The trial court’s review shows that defendant did not display or manifest to plaintiff or others his communication with Debra. Defendant’s actions are merely dimensions of the malice ascribed to the underlying tort of alienation of affections and would be inherent in most claims of alienation of affections. Thus, defendant’s actions are insufficient evidence of aggravating factors to allow the issue of punitive damages to be submitted to a jury.3 To hold otherwise renders meaningless the long held standard allowing punitive damages only where defendant’s actions evince circumstances of aggravation in addition to the malice implied by law from the tort itself. See Chapell, 67 N.C. App. at 403, 313 S.E.2d at 243.
In the case sub judice, unlike previous cases allowing punitive damages, there is no evidence of malicious, willful, or wanton conduct beyond that inherent in the underlying tort. Defendant did not flaunt or make known his contact with Debra. There is no record evidence that prior to separation defendant manifested his relationship *376with Debra or made known his feelings to anyone other than Debra. In essence, plaintiffs claim rests on the evidence of sexual intercourse occurring on one or two occasions, approximately two weeks before the parties separated.4
I would hold the evidence of sexual intercourse, in and of itself, was insufficient to allow the submission of punitive damages to the jury in the claim for alienation of affections. Because the verdict sheet combined the issues of punitive damages for alienation of affections and criminal conversation, I would reverse and remand for a new trial on the issue of punitive damages for criminal conversation.
. Moreover, defendant’s argument on appeal that the tuition benefits are overly speculative is primarily grounded not on the question whether these children will attend college, but rather on evidence suggesting plaintiff might not continue working at Davidson for reasons unrelated to defendant’s conduct: (1) plaintiff’s DWI conviction; (2) the lack of success of Davidson’s wrestling team while plaintiff was its coach; and (3) the impact of Title IX of the Education Amendments of 1972, 20 U.S.C. § 1681, et seq. (2001) (prohibiting gender discrimination in educational programs or activities receiving federal funding) on Davidson’s decision to continue its wrestling program.
. The only other case authority the majority cites for its conclusion is Scott v. Kiker, 59 N.C. App. 458, 297 S.E.2d 142 (1982). Although Scott involves a claim for alienation of affections, it neither discusses nor holds anything relevant to the issue for which it is cited by the majority. Rather, the issue in Scott deals with spousal privilege and sheds no light on the evidence necessary to sustain an award of punitive damages for alienation of affections.

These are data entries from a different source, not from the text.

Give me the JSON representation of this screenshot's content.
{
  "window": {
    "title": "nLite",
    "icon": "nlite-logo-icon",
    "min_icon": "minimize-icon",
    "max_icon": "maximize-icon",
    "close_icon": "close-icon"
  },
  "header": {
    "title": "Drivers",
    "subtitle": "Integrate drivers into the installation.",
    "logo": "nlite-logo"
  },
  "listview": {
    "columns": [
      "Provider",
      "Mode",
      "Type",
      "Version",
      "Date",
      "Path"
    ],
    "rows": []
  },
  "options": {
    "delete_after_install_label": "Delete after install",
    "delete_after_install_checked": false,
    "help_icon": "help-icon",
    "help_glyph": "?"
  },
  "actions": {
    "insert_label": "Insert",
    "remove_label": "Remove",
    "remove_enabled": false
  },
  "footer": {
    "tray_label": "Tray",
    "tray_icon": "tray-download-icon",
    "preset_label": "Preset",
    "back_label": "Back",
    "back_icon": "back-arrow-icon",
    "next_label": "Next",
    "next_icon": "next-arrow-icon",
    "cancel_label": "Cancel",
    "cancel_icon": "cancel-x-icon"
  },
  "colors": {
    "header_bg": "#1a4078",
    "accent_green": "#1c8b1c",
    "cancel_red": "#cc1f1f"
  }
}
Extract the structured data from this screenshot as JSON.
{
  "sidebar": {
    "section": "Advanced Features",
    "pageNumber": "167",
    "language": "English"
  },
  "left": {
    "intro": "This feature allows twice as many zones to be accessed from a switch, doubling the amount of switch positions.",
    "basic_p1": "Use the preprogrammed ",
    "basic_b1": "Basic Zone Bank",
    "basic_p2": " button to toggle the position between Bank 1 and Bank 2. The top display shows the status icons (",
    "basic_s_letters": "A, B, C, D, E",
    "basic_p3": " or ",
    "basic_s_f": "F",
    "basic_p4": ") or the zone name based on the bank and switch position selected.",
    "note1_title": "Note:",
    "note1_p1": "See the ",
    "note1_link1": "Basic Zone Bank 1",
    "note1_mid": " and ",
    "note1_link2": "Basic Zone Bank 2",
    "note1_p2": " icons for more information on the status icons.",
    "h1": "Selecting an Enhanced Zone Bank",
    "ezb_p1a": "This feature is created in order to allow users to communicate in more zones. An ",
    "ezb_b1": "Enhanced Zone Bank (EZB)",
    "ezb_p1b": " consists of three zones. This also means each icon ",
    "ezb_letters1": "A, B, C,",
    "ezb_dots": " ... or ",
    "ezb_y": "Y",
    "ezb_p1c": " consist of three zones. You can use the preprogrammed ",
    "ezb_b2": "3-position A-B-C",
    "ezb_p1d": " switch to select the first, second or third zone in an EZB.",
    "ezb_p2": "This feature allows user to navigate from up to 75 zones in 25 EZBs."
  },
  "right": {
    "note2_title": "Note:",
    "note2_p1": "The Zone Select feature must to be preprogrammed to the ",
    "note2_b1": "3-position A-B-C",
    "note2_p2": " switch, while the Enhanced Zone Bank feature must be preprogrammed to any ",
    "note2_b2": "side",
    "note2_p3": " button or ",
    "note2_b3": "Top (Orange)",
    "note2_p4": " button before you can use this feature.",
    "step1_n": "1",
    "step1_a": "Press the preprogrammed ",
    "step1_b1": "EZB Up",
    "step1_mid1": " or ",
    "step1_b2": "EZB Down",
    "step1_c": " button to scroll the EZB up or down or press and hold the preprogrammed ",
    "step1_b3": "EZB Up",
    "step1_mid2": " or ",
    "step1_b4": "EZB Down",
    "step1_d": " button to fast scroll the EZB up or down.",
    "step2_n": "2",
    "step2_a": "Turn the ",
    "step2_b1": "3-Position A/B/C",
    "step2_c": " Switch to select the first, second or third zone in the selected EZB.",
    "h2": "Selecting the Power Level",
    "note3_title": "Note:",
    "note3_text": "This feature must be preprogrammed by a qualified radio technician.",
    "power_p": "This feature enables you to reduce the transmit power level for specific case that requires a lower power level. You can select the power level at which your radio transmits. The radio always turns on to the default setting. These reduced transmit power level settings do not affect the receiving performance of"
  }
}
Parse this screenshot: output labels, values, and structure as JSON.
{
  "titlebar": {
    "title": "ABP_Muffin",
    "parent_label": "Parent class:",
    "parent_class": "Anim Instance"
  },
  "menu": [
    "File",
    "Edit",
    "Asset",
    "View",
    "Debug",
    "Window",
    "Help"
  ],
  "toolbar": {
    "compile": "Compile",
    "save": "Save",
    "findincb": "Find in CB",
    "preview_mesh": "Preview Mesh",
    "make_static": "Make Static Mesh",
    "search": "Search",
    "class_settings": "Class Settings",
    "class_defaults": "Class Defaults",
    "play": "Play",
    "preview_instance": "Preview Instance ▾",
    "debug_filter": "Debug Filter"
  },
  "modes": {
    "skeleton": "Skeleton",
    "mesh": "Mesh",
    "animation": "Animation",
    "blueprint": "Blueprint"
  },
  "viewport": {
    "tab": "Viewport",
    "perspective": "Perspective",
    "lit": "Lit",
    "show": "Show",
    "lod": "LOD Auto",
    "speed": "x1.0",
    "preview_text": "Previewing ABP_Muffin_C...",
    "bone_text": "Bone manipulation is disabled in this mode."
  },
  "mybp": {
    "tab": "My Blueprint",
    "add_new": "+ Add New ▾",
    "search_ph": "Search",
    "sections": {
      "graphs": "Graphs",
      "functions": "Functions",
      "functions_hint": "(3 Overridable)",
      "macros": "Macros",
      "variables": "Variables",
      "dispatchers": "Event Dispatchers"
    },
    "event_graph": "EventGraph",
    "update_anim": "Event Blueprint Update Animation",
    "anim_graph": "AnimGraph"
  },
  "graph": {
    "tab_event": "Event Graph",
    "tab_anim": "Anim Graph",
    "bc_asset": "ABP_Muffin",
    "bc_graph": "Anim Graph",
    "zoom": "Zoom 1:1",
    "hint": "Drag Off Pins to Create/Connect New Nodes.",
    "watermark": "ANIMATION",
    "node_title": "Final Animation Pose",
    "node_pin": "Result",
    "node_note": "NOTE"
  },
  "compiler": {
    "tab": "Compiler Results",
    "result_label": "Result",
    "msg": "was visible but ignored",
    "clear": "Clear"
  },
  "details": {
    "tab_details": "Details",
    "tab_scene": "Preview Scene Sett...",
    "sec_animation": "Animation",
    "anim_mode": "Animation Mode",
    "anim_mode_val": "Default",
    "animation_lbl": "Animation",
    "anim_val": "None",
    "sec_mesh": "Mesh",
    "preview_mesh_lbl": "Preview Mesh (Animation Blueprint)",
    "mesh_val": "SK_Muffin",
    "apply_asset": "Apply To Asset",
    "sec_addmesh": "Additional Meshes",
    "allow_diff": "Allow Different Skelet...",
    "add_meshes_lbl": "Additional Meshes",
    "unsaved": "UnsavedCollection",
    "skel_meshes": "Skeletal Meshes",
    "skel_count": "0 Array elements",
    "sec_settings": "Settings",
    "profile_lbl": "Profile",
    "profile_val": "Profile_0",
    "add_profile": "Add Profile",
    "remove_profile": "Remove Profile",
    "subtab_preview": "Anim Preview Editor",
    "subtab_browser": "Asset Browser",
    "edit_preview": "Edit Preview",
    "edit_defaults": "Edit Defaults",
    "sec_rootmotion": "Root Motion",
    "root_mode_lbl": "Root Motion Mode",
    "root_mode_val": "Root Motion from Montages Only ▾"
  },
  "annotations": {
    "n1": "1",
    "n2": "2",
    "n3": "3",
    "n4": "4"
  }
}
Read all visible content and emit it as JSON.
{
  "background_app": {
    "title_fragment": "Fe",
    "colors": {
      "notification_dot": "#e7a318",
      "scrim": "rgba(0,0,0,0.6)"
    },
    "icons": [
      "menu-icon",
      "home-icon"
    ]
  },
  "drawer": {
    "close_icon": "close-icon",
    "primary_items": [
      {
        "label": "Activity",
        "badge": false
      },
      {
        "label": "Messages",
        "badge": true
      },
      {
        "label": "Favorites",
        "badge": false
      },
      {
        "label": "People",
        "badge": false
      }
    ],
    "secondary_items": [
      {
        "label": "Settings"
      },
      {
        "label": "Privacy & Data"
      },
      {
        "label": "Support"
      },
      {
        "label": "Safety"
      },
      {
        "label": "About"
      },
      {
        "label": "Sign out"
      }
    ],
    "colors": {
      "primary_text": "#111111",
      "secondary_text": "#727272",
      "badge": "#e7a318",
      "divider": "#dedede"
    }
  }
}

. Although N.C.G.S. § 1D-35 (2001) sets forth the factors a jury may consider in determining the amount of punitive damages to be awarded, the first inquiry under G.S. § 1D-15 is whether, due to defendant’s fraudulent, malicious, willful, or wanton conduct, sufficient evidence of aggravation exists to entitle plaintiff to punitive damages. Therefore, although G.S. § ID-35 includes concealment as a factor in determining the amount of punitive damages, its inclusion is not determinative of whether there is aggravation pursuant to G.S. § 1D-15 (standards for recovery of punitive damages). Furthermore, I note that in many garden variety civil tort actions, the evidence may suggest feature(s) described in G.S. § ID-35. This does not mean, of course, that every one of these tortfeasors is necessarily subject to punitive damages.
. There is some evidence that defendant and Debra engaged in sexual intercourse once after plaintiff and Debra separated, but before they divorced. However, plaintiff may not recover damages for post-separation conduct. Pharr v. Beck, 147 N.C. App. 268, 273, 554 S.E.2d 851, 855 (2001) (in an action for alienation of affections, spouse may not recover damages for post-separation conduct).